Camus, l’intouchable ?

mis en ligne le 6 mai 2010
Camus, le « très polémiqué »
Albert Camus a le vent en poupe. Les anarchistes ont créé plusieurs événements autour de l’ouvrage Albert Camus et les libertaires, paru récemment, grâce à Lou Marin, aux éditions Égrégores. Aujourd’hui paraît Camus l’intouchable, de Jean-Luc Moreau. Quel rapport entre ces deux ouvrages ? Si le premier retrace les nombreuses interventions d’Albert Camus aux côtés des anarchistes, ces dernières n’aidèrent pas vraiment à apaiser les critiques, sujet longuement abordé dans le second. En effet, la polémique fut la compagne de route de Camus tout au long de sa courte vie (1913-1960), qu’elle s’adresse au journaliste engagé ou à l’auteur qui terminera prix Nobel de littérature.

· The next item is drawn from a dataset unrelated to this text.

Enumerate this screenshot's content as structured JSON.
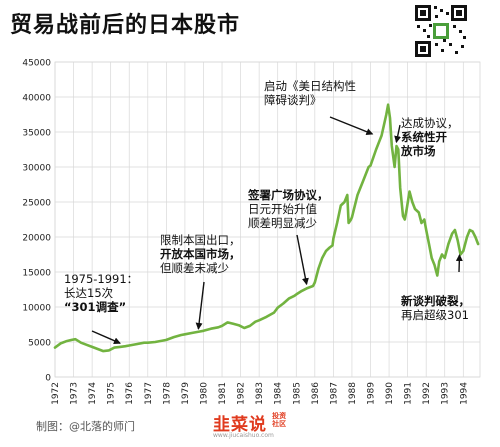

L’histoire n’a retenu que la rupture entre Camus et Sartre, suite à un article très critique écrit par un journaliste sur L’Homme révolté et paru dans Les Temps modernes. Mais, Jean-Luc Moreau nous rappelle à juste titre que la rupture fut précédée de deux autres critiques, portées par André Breton et l’anarchiste Gaston Leval. Viendront ensuite d’autres polémiques, issues de personnages aussi divers que Georges Bataille, Roland Barthes ou encore Raymond Guérin. Pour Jean-Luc Moreau, « il serait incompréhensible qu’on continue à ne pas prendre en compte ces critiques : ce serait vraisemblablement une faute de les exclure du champ de réflexion actuel sur Camus, dont la perspective devrait être de le rendre à lui-même, de le désenclaver de son mythe ». On ne peut que l’en remercier.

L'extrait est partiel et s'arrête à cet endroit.